Breedon, who is skeptical of psi, confirmed that he had been labeling small pre-amplifier cards with lettering that resembled the letters on Scrabble game pieces, and that he had placed them into a box when finished.
The second episode is more ambiguous, since it includes misses as well as hits. Still, it appears that Andrew did observe a Japanese woman assisting Breedon in carrying a large electronic keyboard from his car to his office. Andrew did not identify it as a keyboard, but he described its general size and appearance accurately. Some other details of the OBE were wrong (Andrew placed Breedon's office on the wrong floor, depicted extra doorways in the floor plan, and incorrectly said the woman was wearing an unusual hat), but the hits are still specific enough to be of interest.
In another case involving Breedon (who had moved to California by then), Andrew
dreamed that I visited Breedon and his wife Pat as she gave birth to twins in California. At the time I lived about 3,000 miles away, in Maine. I immediately sent an email to congratulate him. He responded with the following message:
Right you are! Born just hours before the time your message arrived here. How do you do it? I showed your message to two professors I work with. One said you had had to get it off the Internet (although I made absolutely no postings), the other simply said, “very good!”
It should be noted that Pat gave birth six weeks prematurely and that I was not tracking her pregnancy ... Breedon read the message at his office on his way home from the hospital at about 5:00 a.m., prior to his having notified anyone that his children had been born.

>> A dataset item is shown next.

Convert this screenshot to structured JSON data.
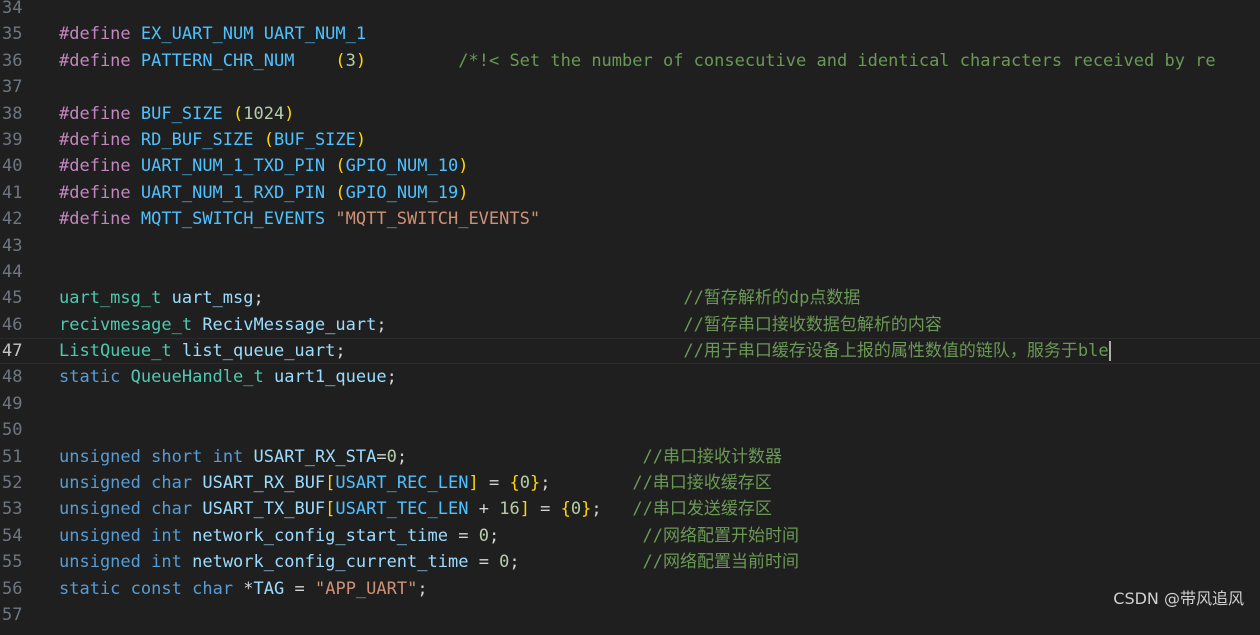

Finally, Andrew offers a particularly detailed example in which he saw his uncle and aunt discussing a painting his uncle had just done. Andrew's sketch of the painting, made in his journal, matches the size, dimensions, and general appearance of the actual painting quite closely, and his description of the color scheme is correct. This is especially impressive given that the shape of the painting was unusual, and the subject, a landscape, is depicted in a stylized manner. Moreover, the uncle had never before shown an interest in painting, and Andrew was unaware that he had recently taken it up. (This was, in fact, his very first painting.) The distance again was considerable - Andrew was in New Jersey, and his relatives were in Minnesota.

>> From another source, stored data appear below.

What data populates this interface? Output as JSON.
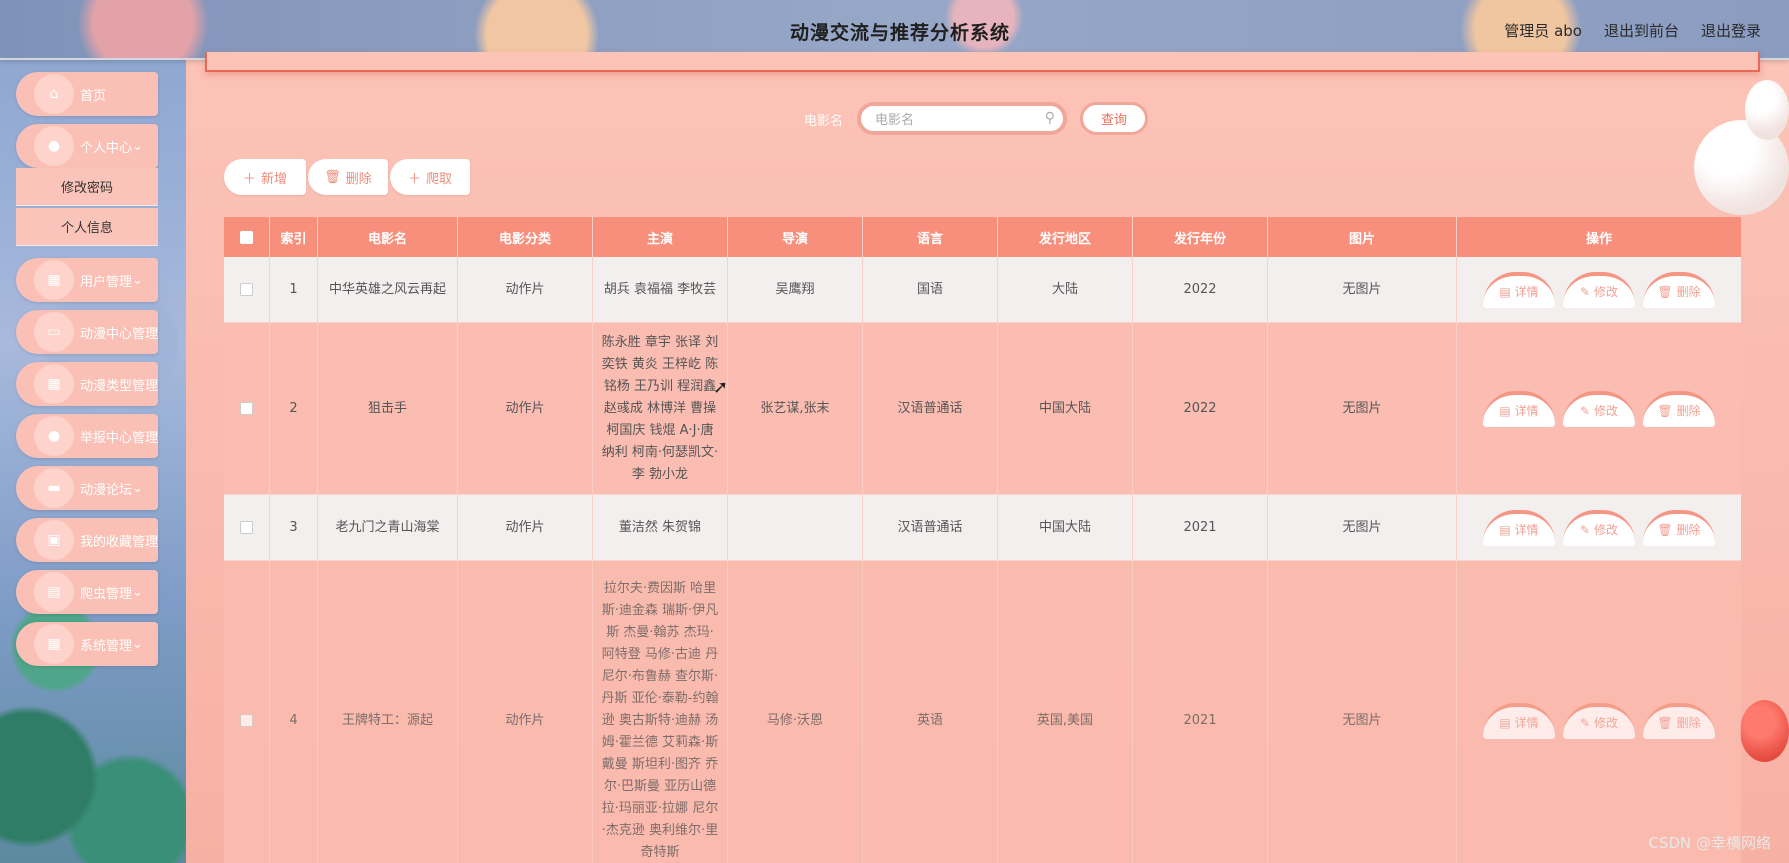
{
  "header": {
    "title": "动漫交流与推荐分析系统",
    "links": [
      "管理员 abo",
      "退出到前台",
      "退出登录"
    ]
  },
  "sidebar": {
    "items": [
      {
        "label": "首页",
        "icon": "home-icon",
        "arrow": ""
      },
      {
        "label": "个人中心",
        "icon": "user-icon",
        "arrow": "⌄"
      },
      {
        "label": "用户管理",
        "icon": "grid-icon",
        "arrow": "⌄"
      },
      {
        "label": "动漫中心管理",
        "icon": "monitor-icon",
        "arrow": ""
      },
      {
        "label": "动漫类型管理",
        "icon": "grid-icon",
        "arrow": ""
      },
      {
        "label": "举报中心管理",
        "icon": "user-icon",
        "arrow": ""
      },
      {
        "label": "动漫论坛",
        "icon": "chat-icon",
        "arrow": "⌄"
      },
      {
        "label": "我的收藏管理",
        "icon": "briefcase-icon",
        "arrow": ""
      },
      {
        "label": "爬虫管理",
        "icon": "clipboard-icon",
        "arrow": "⌄"
      },
      {
        "label": "系统管理",
        "icon": "grid-icon",
        "arrow": "⌄"
      }
    ],
    "submenu": [
      "修改密码",
      "个人信息"
    ]
  },
  "search": {
    "label": "电影名",
    "placeholder": "电影名",
    "button": "查询"
  },
  "toolbar": {
    "add": "新增",
    "delete": "删除",
    "crawl": "爬取"
  },
  "table": {
    "columns": [
      "索引",
      "电影名",
      "电影分类",
      "主演",
      "导演",
      "语言",
      "发行地区",
      "发行年份",
      "图片",
      "操作"
    ],
    "op_labels": {
      "detail": "详情",
      "edit": "修改",
      "delete": "删除"
    },
    "rows": [
      {
        "index": "1",
        "name": "中华英雄之风云再起",
        "category": "动作片",
        "cast": "胡兵 袁福福 李牧芸",
        "director": "吴鹰翔",
        "language": "国语",
        "region": "大陆",
        "year": "2022",
        "image": "无图片"
      },
      {
        "index": "2",
        "name": "狙击手",
        "category": "动作片",
        "cast": "陈永胜 章宇 张译 刘奕铁 黄炎 王梓屹 陈铭杨 王乃训 程润鑫 赵彧成 林博洋 曹操 柯国庆 钱焜 A·J·唐纳利 柯南·何瑟凯文·李 勃小龙",
        "director": "张艺谋,张末",
        "language": "汉语普通话",
        "region": "中国大陆",
        "year": "2022",
        "image": "无图片"
      },
      {
        "index": "3",
        "name": "老九门之青山海棠",
        "category": "动作片",
        "cast": "董洁然 朱贺锦",
        "director": "",
        "language": "汉语普通话",
        "region": "中国大陆",
        "year": "2021",
        "image": "无图片"
      },
      {
        "index": "4",
        "name": "王牌特工：源起",
        "category": "动作片",
        "cast": "拉尔夫·费因斯 哈里斯·迪金森 瑞斯·伊凡斯 杰曼·翰苏 杰玛·阿特登 马修·古迪 丹尼尔·布鲁赫 查尔斯·丹斯 亚伦·泰勒-约翰逊 奥古斯特·迪赫 汤姆·霍兰德 艾莉森·斯戴曼 斯坦利·图齐 乔尔·巴斯曼 亚历山德拉·玛丽亚·拉娜 尼尔·杰克逊 奥利维尔·里奇特斯",
        "director": "马修·沃恩",
        "language": "英语",
        "region": "英国,美国",
        "year": "2021",
        "image": "无图片"
      }
    ]
  },
  "watermark": "CSDN @幸横网络"
}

These examples were culled from 92 veridical OBEs recorded in Andrew's journals. Even one such case, if it is genuine, is sufficient to cast doubt on physicalist theories of the mind's unbreakable dependency on the brain. More to the point, they pose a problem for the skeptical view that veridical NDEs can be explained by normal sensory perception or mistaken memories. In these OBEs, memory problems are not an issue, since the episodes were recorded and verified immediately. And sensory leakage cannot be a factor in observing events that took place a thousand miles away (or more). Even "ordinary" psi does not seem to explain those cases in which the discarnate Andrew was seen or heard by the people he was observing.
What, then, do skeptics have to say? Richard Breedon wrote to James Randi for his input. Randi reportedly replied:
When I was a kid, I successfully predicted the outcomes of hockey games by having some 30 different letters notarized, each different from the others, and merely produced the correct one after the game.
Andrew writes:
By this he meant to insinuate that I could have intentionally hoaxed Breedon. By extension, Randi’s suggestion implied that even if I had notarized every page of the journal, a very expensive proposition for my limited means at the time, a critic could simply make the false claim that alternate notarized pages existed to demonstrate that notarization or any other form of proof can be manipulated into meaninglessness by a determined individual. The very same criticism can be leveled at any document created by any person for any purpose. In other words, at this level, the criticism is worthless because it can be suggested of anything.